I've been watching The Walking Dead recently. I caught up with all of season one in time to watch the premier of season two last Sunday. I feel about the show the way I do about a misguided relationship. The dialogue is often stilted, the interactions between characters are flat and barely believable and the plot is often hopelessly contrived, but the show looks really good.
With as a show, as in a relationship, looks can go a long way to make you forget about the general crappiness of everything else about it.
Well, it's not that bad. I mean, it'll get better. I just need to give it more time. I can't leave the show now, before it has a chance to come into its own and be the show I know it can be!
Ahem.
I do enjoy the novelty of a show with zombies and up to now, the zombies have been used most effectively to scare the living shit out of me. Though, for some reason, whenever I see a horde of lumbering undead on the show, I can't help but think, "Look at these fucking hipsters."
One thing watching the show has helped me with is relating to all the young whippersnappers I am once again tutoring, which is fitting because the terror I feel when, walking past a high school, I hear the dismissal bell ring, is something like the terror one would feel when facing an oncoming herd of zombies.

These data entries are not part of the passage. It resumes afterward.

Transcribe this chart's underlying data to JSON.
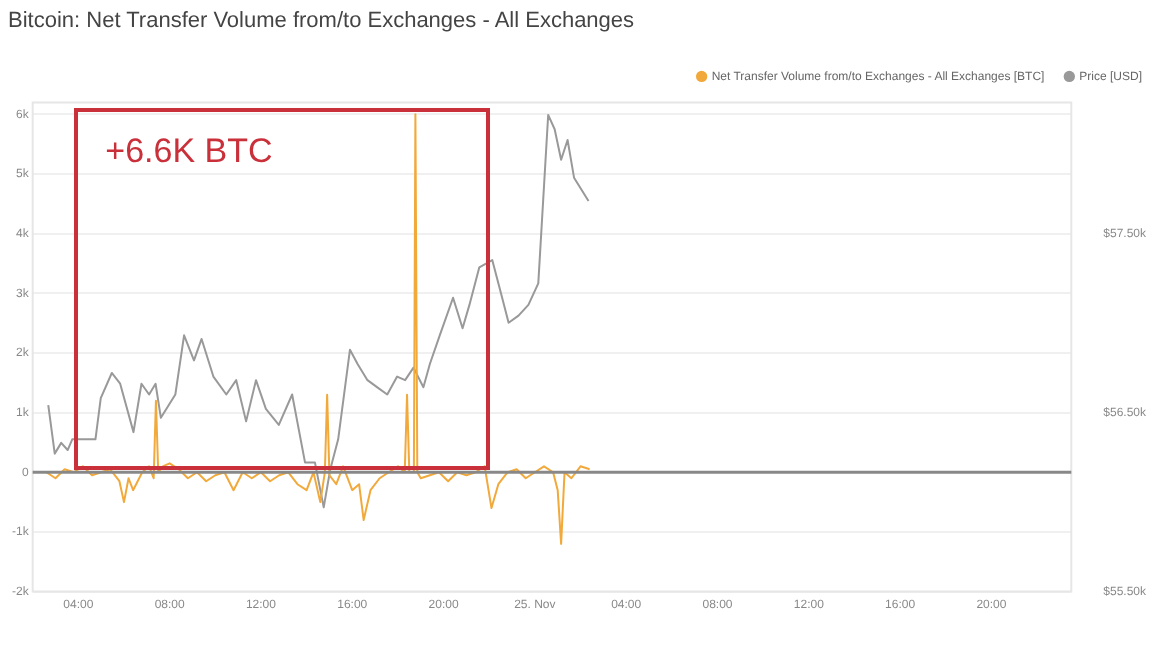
{
  "chart_data": {
    "type": "line",
    "title": "Bitcoin: Net Transfer Volume from/to Exchanges - All Exchanges",
    "annotations": [
      "+6.6K BTC"
    ],
    "legend": "top right",
    "grid": "y",
    "marker": "none",
    "line_style": "solid",
    "xlim": [
      "--11-24T02:00",
      "--11-25T23:30"
    ],
    "xticks": [
      {
        "value": "--11-24T04:00",
        "label": "04:00"
      },
      {
        "value": "--11-24T08:00",
        "label": "08:00"
      },
      {
        "value": "--11-24T12:00",
        "label": "12:00"
      },
      {
        "value": "--11-24T16:00",
        "label": "16:00"
      },
      {
        "value": "--11-24T20:00",
        "label": "20:00"
      },
      {
        "value": "--11-25T00:00",
        "label": "25. Nov"
      },
      {
        "value": "--11-25T04:00",
        "label": "04:00"
      },
      {
        "value": "--11-25T08:00",
        "label": "08:00"
      },
      {
        "value": "--11-25T12:00",
        "label": "12:00"
      },
      {
        "value": "--11-25T16:00",
        "label": "16:00"
      },
      {
        "value": "--11-25T20:00",
        "label": "20:00"
      }
    ],
    "ylim": [
      -2000,
      6200
    ],
    "yticks": [
      {
        "value": -2000,
        "label": "-2k"
      },
      {
        "value": -1000,
        "label": "-1k"
      },
      0,
      {
        "value": 1000,
        "label": "1k"
      },
      {
        "value": 2000,
        "label": "2k"
      },
      {
        "value": 3000,
        "label": "3k"
      },
      {
        "value": 4000,
        "label": "4k"
      },
      {
        "value": 5000,
        "label": "5k"
      },
      {
        "value": 6000,
        "label": "6k"
      }
    ],
    "y2lim": [
      55500,
      58230
    ],
    "y2ticks": [
      {
        "value": 55500,
        "label": "$55.50k"
      },
      {
        "value": 56500,
        "label": "$56.50k"
      },
      {
        "value": 57500,
        "label": "$57.50k"
      }
    ],
    "ref_lines": [
      {
        "axis": "y",
        "value": 0,
        "color": "#888888"
      }
    ],
    "series": [
      {
        "name": "Net Transfer Volume from/to Exchanges - All Exchanges [BTC]",
        "color": "#f2a93b",
        "x": [
          "--11-24T02:36",
          "--11-24T03:00",
          "--11-24T03:24",
          "--11-24T03:48",
          "--11-24T04:12",
          "--11-24T04:36",
          "--11-24T05:00",
          "--11-24T05:24",
          "--11-24T05:48",
          "--11-24T06:00",
          "--11-24T06:12",
          "--11-24T06:24",
          "--11-24T06:48",
          "--11-24T07:06",
          "--11-24T07:18",
          "--11-24T07:24",
          "--11-24T07:30",
          "--11-24T07:42",
          "--11-24T08:00",
          "--11-24T08:24",
          "--11-24T08:48",
          "--11-24T09:12",
          "--11-24T09:36",
          "--11-24T10:00",
          "--11-24T10:24",
          "--11-24T10:48",
          "--11-24T11:12",
          "--11-24T11:36",
          "--11-24T12:00",
          "--11-24T12:24",
          "--11-24T12:48",
          "--11-24T13:12",
          "--11-24T13:36",
          "--11-24T14:00",
          "--11-24T14:18",
          "--11-24T14:36",
          "--11-24T14:48",
          "--11-24T14:54",
          "--11-24T15:00",
          "--11-24T15:18",
          "--11-24T15:36",
          "--11-24T16:00",
          "--11-24T16:18",
          "--11-24T16:30",
          "--11-24T16:48",
          "--11-24T17:12",
          "--11-24T17:36",
          "--11-24T18:00",
          "--11-24T18:18",
          "--11-24T18:24",
          "--11-24T18:30",
          "--11-24T18:42",
          "--11-24T18:46",
          "--11-24T18:51",
          "--11-24T19:00",
          "--11-24T19:24",
          "--11-24T19:48",
          "--11-24T20:12",
          "--11-24T20:36",
          "--11-24T21:00",
          "--11-24T21:24",
          "--11-24T21:48",
          "--11-24T22:06",
          "--11-24T22:24",
          "--11-24T22:48",
          "--11-24T23:12",
          "--11-24T23:36",
          "--11-25T00:00",
          "--11-25T00:24",
          "--11-25T00:48",
          "--11-25T01:00",
          "--11-25T01:09",
          "--11-25T01:18",
          "--11-25T01:36",
          "--11-25T02:00",
          "--11-25T02:24"
        ],
        "values": [
          0,
          -100,
          50,
          0,
          100,
          -50,
          0,
          50,
          -150,
          -500,
          -100,
          -300,
          0,
          100,
          -100,
          1200,
          0,
          100,
          150,
          50,
          -100,
          0,
          -150,
          -50,
          0,
          -300,
          0,
          -100,
          0,
          -150,
          -50,
          0,
          -200,
          -300,
          0,
          -500,
          0,
          1300,
          -50,
          -200,
          100,
          -300,
          -200,
          -800,
          -300,
          -100,
          0,
          100,
          0,
          1300,
          0,
          0,
          6000,
          0,
          -100,
          -50,
          0,
          -150,
          0,
          -50,
          0,
          100,
          -600,
          -200,
          0,
          50,
          -100,
          0,
          100,
          0,
          -300,
          -1200,
          0,
          -100,
          100,
          50
        ]
      },
      {
        "name": "Price [USD]",
        "color": "#999999",
        "axis": "y2",
        "x": [
          "--11-24T02:41",
          "--11-24T02:58",
          "--11-24T03:15",
          "--11-24T03:32",
          "--11-24T03:44",
          "--11-24T04:45",
          "--11-24T04:59",
          "--11-24T05:28",
          "--11-24T05:50",
          "--11-24T06:25",
          "--11-24T06:46",
          "--11-24T07:06",
          "--11-24T07:23",
          "--11-24T07:37",
          "--11-24T08:15",
          "--11-24T08:38",
          "--11-24T09:04",
          "--11-24T09:24",
          "--11-24T09:55",
          "--11-24T10:29",
          "--11-24T10:55",
          "--11-24T11:21",
          "--11-24T11:47",
          "--11-24T12:13",
          "--11-24T12:47",
          "--11-24T13:22",
          "--11-24T13:56",
          "--11-24T14:22",
          "--11-24T14:45",
          "--11-24T15:02",
          "--11-24T15:23",
          "--11-24T15:54",
          "--11-24T16:14",
          "--11-24T16:40",
          "--11-24T17:06",
          "--11-24T17:32",
          "--11-24T17:58",
          "--11-24T18:19",
          "--11-24T18:41",
          "--11-24T19:07",
          "--11-24T19:24",
          "--11-24T19:50",
          "--11-24T20:25",
          "--11-24T20:50",
          "--11-24T21:08",
          "--11-24T21:34",
          "--11-24T22:08",
          "--11-24T22:34",
          "--11-24T22:51",
          "--11-24T23:17",
          "--11-24T23:43",
          "--11-25T00:09",
          "--11-25T00:35",
          "--11-25T00:52",
          "--11-25T01:09",
          "--11-25T01:26",
          "--11-25T01:43",
          "--11-25T02:21"
        ],
        "values": [
          56540,
          56270,
          56330,
          56290,
          56350,
          56350,
          56580,
          56720,
          56660,
          56390,
          56660,
          56600,
          56660,
          56470,
          56600,
          56930,
          56790,
          56910,
          56700,
          56600,
          56680,
          56450,
          56680,
          56520,
          56430,
          56600,
          56220,
          56220,
          55970,
          56180,
          56350,
          56850,
          56770,
          56680,
          56640,
          56600,
          56700,
          56680,
          56750,
          56640,
          56770,
          56930,
          57140,
          56970,
          57100,
          57310,
          57350,
          57140,
          57000,
          57040,
          57100,
          57220,
          58160,
          58080,
          57910,
          58020,
          57810,
          57680
        ]
      }
    ]
  }
}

The other day, I had a group of highschoolers and we were waiting around for the tutoring session to start, so I asked them what they would do in the event of a zombie apocalypse.
Most of them didn't have an answer. We have a name for those who don't know what they will do when the proverbial shit hits the proverbial fan and people start turning into not-so-proverbial walking legions of flesh-munching corpses.
Chum!
One girl jumped at my question, though. It was clear that she derived a morbid joy from my asking. She had clearly given the question a lot of thought.
"I would go to Costco!" she practically squeaked with excitement.
"Why Costco? Why not Target or another big store like that?" I asked, genuinely curious.
"Because, besides all the supplies you would need, Costco also has guns," she smiled.
Hats off to you, high school girl. You seem to have found the best place to hide from the coming doom. You will survive the impending zombie apocalypse.
There is nothing for me to teach her.
2 comments:
Not just zombies, man. Come the revolution, this lass is set.
Its a good thing I have membership card.